Melalui perspektif tekno-sufisme, konsep dan branding tasawuf atau sufisme didorong untuk tak hanya bergumul dengan jubah teosofi yang rigid, kuno, dan transendental. Tekno-sufisme sebagai sebuah jawaban reflektif perlu untuk tampil secara lebih terbuka dan bersahabat sehingga dapat diterima masyarakat modern yang dihinggapi positivisme, optimisme, serta ambisi rasionalitas. Argumentasi ini sesuai dengan apa yang pernah disampaikan Emile Dergmenghem bahwa pada dasarnya ajaran-ajaran Islam amatlah terbuka sehingga dapat dikembangkan menurut para penganutnya. Tasawuf yang asal muasalnya tumbuh dan berkembang dalam masyarakat religius konservatif perlu untuk ditransformasikan secara global melalui internalisasi dalam paham-paham lain, baik agama maupun non-agama. Meski terdapat beragam diversitas perspektif pada beberapa subtil tertentu, substansi inti agama-agama tersebut memiliki corak keidentikkan dalam mengimplementasikan nilai-nilai kebaikan dan kebijaksanaan teologis.

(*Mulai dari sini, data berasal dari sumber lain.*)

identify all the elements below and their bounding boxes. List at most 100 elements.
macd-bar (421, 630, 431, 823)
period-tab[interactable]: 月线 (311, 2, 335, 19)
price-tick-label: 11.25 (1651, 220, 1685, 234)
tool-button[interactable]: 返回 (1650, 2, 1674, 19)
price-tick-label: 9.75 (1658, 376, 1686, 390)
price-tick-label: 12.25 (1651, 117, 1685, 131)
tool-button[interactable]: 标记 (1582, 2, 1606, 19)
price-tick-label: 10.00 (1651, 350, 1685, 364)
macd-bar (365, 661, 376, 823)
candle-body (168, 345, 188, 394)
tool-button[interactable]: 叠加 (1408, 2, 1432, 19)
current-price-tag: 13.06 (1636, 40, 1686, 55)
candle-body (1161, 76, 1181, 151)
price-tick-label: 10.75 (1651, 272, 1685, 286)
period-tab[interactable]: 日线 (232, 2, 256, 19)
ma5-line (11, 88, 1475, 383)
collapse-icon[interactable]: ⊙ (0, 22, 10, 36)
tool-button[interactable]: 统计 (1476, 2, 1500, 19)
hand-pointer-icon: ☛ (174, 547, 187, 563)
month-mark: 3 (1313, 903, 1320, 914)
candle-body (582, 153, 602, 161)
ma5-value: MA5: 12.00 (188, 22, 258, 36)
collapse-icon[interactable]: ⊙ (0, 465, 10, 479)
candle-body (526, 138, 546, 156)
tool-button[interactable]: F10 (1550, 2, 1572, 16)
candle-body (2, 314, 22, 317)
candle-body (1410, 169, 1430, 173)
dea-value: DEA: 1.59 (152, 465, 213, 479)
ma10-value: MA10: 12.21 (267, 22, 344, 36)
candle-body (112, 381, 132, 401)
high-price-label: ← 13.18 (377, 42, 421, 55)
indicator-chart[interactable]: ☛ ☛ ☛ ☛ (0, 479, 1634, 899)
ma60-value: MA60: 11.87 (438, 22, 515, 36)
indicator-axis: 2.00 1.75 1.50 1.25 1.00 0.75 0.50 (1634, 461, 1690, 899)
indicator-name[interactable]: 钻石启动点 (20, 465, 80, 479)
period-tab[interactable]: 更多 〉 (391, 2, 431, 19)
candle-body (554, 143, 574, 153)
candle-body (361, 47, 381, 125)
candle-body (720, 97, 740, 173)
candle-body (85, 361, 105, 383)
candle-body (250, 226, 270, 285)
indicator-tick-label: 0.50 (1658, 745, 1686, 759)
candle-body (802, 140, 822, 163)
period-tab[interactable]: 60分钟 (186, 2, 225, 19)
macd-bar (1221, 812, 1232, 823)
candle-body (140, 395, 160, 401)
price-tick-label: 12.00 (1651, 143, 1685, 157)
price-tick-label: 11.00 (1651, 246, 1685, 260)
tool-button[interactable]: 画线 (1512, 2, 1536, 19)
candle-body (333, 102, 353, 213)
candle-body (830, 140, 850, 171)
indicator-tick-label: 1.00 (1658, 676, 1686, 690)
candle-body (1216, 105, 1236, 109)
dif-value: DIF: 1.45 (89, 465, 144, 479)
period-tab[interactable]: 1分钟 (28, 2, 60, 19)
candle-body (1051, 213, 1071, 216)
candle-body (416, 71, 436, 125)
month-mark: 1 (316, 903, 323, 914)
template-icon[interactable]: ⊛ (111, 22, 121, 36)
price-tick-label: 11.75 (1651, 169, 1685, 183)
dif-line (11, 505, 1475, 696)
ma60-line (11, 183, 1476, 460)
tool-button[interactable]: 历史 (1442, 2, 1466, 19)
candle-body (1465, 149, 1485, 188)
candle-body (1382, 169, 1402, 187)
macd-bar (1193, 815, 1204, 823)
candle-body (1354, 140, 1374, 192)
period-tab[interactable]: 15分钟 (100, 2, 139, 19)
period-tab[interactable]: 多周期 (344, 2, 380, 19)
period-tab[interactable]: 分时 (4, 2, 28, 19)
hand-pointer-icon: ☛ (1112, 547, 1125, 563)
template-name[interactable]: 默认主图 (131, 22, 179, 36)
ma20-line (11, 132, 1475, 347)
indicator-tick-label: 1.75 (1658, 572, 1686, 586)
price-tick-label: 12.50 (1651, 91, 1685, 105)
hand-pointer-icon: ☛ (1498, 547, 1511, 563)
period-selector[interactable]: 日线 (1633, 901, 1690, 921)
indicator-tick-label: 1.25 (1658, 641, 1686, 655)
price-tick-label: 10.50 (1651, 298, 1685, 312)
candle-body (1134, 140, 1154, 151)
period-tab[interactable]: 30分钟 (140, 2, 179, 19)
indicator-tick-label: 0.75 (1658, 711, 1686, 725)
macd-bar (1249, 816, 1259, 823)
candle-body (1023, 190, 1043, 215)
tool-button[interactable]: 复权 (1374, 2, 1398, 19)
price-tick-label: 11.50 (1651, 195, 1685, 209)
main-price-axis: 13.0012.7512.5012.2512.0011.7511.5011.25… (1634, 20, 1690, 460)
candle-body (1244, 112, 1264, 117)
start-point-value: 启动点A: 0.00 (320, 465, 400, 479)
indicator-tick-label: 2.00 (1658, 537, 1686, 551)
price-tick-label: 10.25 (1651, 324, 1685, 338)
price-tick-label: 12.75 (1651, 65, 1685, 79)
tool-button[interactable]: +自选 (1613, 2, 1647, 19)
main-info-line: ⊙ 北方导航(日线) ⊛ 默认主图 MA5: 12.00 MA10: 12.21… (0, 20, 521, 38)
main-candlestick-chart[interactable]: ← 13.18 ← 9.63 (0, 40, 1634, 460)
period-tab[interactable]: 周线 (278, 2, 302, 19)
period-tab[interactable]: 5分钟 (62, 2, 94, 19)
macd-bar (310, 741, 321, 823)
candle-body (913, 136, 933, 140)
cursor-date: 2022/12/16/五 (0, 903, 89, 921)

Di tengah tantangan disrupsi teknologi yang menyisakan manusia ke dalam relung- relung yang jauh dari nilai-nilai moralitas ruhaniyyah dan humanisme insaniyyah, tekno- sufisme hadir sebagai suatu bentuk penyegaran paradigma yang layak untuk dikontemplasikan bersama. Sebagaimana tujuan visioner dari gagasan sufisme sebagai pengentasan atas krisis spiritual, tekno-sufisme mencoba untuk menyelami sisi spesifik yang kini tengah mendominasi aktivitas kehidupan manusia. Melalui pendekatan ini, manusia diharapkan lekas menyadari akan eksistensi serta tanggung jawabnya sebagai delegasi tuhan di muka bumi. Karenanya, sikap seimbang dan arif dalam memanfaatkan beragam fasilitas (terutama teknologi) yang kini berkembang pesat harus dijadikan suatu konsensus bersama. Dengan begitu, akan tercipta suatu harmoni antara unsur-unsur spiritualitas, sains, IPTEK, serta kemanusiaan.